Wirklich, dieses Buch ist absolut nicht zu empfehlen, weder für Urlauber in Tansania noch für zukünftige Volunteers.
Ich selbst bin seit drei Wochen als Volunteer in Tansania, und Heikes Bericht erweckt leider einen völlig falschen Eindruck von Land und Leuten. Hätte ich dieses Buch vor meiner Ausreise gelesen und nicht erst nach zwei Wochen Tansania, so hätte ich mir das mit meiner Ausreise nochmal überlegt - allerdings völlig grundlos.

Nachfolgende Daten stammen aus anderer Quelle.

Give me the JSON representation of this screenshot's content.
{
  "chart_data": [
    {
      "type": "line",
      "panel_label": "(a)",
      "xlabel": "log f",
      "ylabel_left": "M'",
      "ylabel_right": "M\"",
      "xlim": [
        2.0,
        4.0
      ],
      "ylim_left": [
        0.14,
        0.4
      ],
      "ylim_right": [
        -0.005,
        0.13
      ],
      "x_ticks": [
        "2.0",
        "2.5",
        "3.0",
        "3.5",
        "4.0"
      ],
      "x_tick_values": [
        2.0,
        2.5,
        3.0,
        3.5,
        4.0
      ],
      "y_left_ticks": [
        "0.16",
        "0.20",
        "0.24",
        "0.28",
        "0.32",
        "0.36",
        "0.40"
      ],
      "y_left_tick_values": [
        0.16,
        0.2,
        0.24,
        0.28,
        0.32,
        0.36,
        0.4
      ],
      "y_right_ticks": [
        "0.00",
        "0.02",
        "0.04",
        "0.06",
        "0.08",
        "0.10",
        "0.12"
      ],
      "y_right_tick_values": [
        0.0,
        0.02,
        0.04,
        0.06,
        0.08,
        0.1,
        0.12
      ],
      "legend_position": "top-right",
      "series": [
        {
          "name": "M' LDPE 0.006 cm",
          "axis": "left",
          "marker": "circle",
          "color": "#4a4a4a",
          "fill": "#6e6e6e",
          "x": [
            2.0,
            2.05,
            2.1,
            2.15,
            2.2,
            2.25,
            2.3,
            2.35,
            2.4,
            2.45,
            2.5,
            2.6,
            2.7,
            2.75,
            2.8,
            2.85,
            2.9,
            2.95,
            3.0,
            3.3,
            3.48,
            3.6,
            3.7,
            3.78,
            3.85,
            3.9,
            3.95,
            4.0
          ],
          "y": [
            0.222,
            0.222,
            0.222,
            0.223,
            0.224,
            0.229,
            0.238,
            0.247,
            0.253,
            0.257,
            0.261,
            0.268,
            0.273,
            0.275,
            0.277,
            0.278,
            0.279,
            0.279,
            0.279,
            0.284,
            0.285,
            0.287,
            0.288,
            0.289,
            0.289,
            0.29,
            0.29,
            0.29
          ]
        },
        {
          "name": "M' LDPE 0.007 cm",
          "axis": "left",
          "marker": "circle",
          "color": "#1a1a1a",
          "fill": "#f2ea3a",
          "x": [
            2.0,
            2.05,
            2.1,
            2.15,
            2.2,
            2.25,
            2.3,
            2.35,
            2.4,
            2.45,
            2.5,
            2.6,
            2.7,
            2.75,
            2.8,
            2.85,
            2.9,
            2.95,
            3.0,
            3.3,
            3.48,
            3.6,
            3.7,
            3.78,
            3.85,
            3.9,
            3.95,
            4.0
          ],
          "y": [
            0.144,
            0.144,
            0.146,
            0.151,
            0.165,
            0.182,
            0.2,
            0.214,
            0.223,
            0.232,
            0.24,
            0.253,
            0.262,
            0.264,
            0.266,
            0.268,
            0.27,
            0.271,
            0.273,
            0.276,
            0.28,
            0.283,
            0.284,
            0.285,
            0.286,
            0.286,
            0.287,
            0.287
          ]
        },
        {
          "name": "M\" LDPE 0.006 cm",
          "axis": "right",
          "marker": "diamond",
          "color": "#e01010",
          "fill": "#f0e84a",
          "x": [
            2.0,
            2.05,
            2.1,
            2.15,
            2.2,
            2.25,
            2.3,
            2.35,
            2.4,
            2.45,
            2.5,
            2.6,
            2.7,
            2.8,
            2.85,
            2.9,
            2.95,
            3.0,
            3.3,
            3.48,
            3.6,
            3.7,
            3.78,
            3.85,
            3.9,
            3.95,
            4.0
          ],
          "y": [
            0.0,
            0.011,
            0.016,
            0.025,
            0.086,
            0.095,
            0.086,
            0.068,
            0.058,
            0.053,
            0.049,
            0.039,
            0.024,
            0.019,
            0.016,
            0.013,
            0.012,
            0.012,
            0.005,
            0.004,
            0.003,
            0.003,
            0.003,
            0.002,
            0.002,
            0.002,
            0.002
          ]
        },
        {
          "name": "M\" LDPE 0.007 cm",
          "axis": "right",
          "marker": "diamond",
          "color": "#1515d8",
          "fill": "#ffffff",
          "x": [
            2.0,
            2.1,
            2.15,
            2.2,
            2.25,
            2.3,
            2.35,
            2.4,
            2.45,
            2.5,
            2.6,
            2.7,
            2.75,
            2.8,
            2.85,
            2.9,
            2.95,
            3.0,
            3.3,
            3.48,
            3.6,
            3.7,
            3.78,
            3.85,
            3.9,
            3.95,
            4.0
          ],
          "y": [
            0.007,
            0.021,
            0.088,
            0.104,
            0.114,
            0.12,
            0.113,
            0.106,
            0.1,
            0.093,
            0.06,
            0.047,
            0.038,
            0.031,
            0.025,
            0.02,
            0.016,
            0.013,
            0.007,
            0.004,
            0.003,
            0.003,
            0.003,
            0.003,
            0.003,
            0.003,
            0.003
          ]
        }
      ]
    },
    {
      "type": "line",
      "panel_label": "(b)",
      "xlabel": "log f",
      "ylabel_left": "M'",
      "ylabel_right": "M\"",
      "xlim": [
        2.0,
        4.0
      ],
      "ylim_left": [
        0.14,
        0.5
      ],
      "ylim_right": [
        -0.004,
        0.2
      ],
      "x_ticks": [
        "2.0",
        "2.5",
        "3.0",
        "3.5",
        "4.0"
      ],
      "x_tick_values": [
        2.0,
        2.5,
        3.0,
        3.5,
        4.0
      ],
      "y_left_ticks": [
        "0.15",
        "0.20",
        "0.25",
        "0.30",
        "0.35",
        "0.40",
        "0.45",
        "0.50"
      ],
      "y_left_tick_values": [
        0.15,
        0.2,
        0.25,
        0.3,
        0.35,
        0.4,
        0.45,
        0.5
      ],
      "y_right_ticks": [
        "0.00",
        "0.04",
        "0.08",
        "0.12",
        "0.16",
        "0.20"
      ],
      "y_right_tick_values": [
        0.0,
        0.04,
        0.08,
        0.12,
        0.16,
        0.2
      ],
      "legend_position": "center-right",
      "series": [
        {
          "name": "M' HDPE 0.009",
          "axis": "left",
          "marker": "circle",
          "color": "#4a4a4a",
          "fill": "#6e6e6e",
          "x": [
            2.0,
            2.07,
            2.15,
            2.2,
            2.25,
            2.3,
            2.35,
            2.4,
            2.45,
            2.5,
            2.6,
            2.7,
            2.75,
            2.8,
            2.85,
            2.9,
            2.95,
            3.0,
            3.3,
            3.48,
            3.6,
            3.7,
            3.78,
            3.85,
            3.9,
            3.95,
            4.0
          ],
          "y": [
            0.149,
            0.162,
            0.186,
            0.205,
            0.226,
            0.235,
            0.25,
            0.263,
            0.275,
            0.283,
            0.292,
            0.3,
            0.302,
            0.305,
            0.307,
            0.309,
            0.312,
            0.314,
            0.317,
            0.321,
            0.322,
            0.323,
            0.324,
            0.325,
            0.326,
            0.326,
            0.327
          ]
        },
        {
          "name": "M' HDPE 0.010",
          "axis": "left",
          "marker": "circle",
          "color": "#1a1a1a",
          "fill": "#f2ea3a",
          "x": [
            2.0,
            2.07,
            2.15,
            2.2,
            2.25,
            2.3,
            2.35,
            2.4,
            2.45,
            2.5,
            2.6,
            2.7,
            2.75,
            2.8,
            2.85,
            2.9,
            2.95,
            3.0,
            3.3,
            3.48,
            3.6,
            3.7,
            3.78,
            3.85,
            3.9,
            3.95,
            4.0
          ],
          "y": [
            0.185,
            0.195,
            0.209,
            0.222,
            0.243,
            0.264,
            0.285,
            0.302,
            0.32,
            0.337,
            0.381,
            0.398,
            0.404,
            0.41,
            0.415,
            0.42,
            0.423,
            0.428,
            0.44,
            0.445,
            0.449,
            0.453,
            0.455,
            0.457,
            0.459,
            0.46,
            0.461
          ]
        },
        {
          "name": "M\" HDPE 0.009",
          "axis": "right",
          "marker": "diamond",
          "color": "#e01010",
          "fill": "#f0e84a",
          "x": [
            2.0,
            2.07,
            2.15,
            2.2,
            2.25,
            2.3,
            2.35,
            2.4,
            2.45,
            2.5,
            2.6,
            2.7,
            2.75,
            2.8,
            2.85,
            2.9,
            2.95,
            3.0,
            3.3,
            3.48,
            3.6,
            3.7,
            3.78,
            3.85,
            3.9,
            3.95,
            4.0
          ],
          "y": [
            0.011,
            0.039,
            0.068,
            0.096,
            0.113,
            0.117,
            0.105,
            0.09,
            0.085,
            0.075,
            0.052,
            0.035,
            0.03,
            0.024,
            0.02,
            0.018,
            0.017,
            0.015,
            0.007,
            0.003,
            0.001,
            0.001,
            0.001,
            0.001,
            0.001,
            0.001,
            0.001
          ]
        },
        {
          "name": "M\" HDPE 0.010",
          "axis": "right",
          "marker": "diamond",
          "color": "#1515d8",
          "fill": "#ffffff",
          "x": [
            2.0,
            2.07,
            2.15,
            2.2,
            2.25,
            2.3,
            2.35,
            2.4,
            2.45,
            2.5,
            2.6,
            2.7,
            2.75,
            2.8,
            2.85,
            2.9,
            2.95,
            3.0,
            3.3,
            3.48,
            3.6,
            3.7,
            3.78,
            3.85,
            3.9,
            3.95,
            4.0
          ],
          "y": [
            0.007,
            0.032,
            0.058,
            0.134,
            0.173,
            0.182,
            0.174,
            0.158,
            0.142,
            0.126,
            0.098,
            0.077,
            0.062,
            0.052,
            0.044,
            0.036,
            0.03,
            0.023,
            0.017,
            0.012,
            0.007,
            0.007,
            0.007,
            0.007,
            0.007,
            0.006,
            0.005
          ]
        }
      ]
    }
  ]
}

Dieser Bericht ist mehr eine Ansammlung von Beschwerden, geschrieben von einer sehr naiv und verwöhnt wirkenden jungen Frau. Das Buch beinhaltet lediglich Blogeinträge, gespickt mit ein paar Tagebucheinträgen, die nur für Verwirrung sorgen weil sie meist komplett andere Dinge erzählen als fast zeitgleich entstandene Blogbeiträge.
Grundsätzlich werden fast alle Menschen im Land (die von Anfang an pauschalisiert werden als "Afrikaner") schlecht gemacht, mit Ausnahme einiger Zanzibaris, mit denen Heike fast jeden Abend kräftig feiern geht. Nicht zu vergessen ihre Stammbar, in der sie scheinbar immer ist und grundsätzlich nur von Alkohol lebt. Fällt dann mal der Strom aus (was durchaus normal ist), wird sich direkt beschwert, weil der Kühlschrank nicht mehr geht und der Ventilator im Zimmer auch nicht, weswegen Heike nachts nicht schlafen kann - die Möglichkeit, sich einfach von Anfang an an die Temperaturen zu gewöhnen (ohne Ventilator), hat Heike scheinbar gar nicht in Betracht gezogen (schließlich ging sie ja scheinbar davon aus, dass Stromausfälle nicht an der Tagesordnung wären und generell alles wie in Deutschland sei).
Ganz besonders gerne beschwert sich Heike über die "ungebildeten, frechen und ständig bettelnden" Kinder des Landes (natürlich auch pauschalisiert), die sie ständig um Bonbons anbetteln würden - was natürlich absolut nicht verständlich ist, nachdem Heike zu Anfang all ihre Süßigkeiten an Kinder verschenkte. Ständig als "mzungu" (Weißer) bezeichnet zu werden ging Heike ebenfalls auf die Nerven - doch statt das ganze mit Humor zu nehmen und zu probieren, sich zu integrieren um in die Gemeinschaft aufgenommen zu werden, schottet Heike sich ab und ist fast ausschließlich mit Weißen unterwegs - egal wo und egal in welcher Situation. Somit ist ihr Blick auch sehr "europäisch" - alles und jedes wird mit Deutschland verglichen, und ist mal etwas nicht ganz so wie Heike es möchte, muss sie sich darüber erstmal eine halbe Seite lang auslassen.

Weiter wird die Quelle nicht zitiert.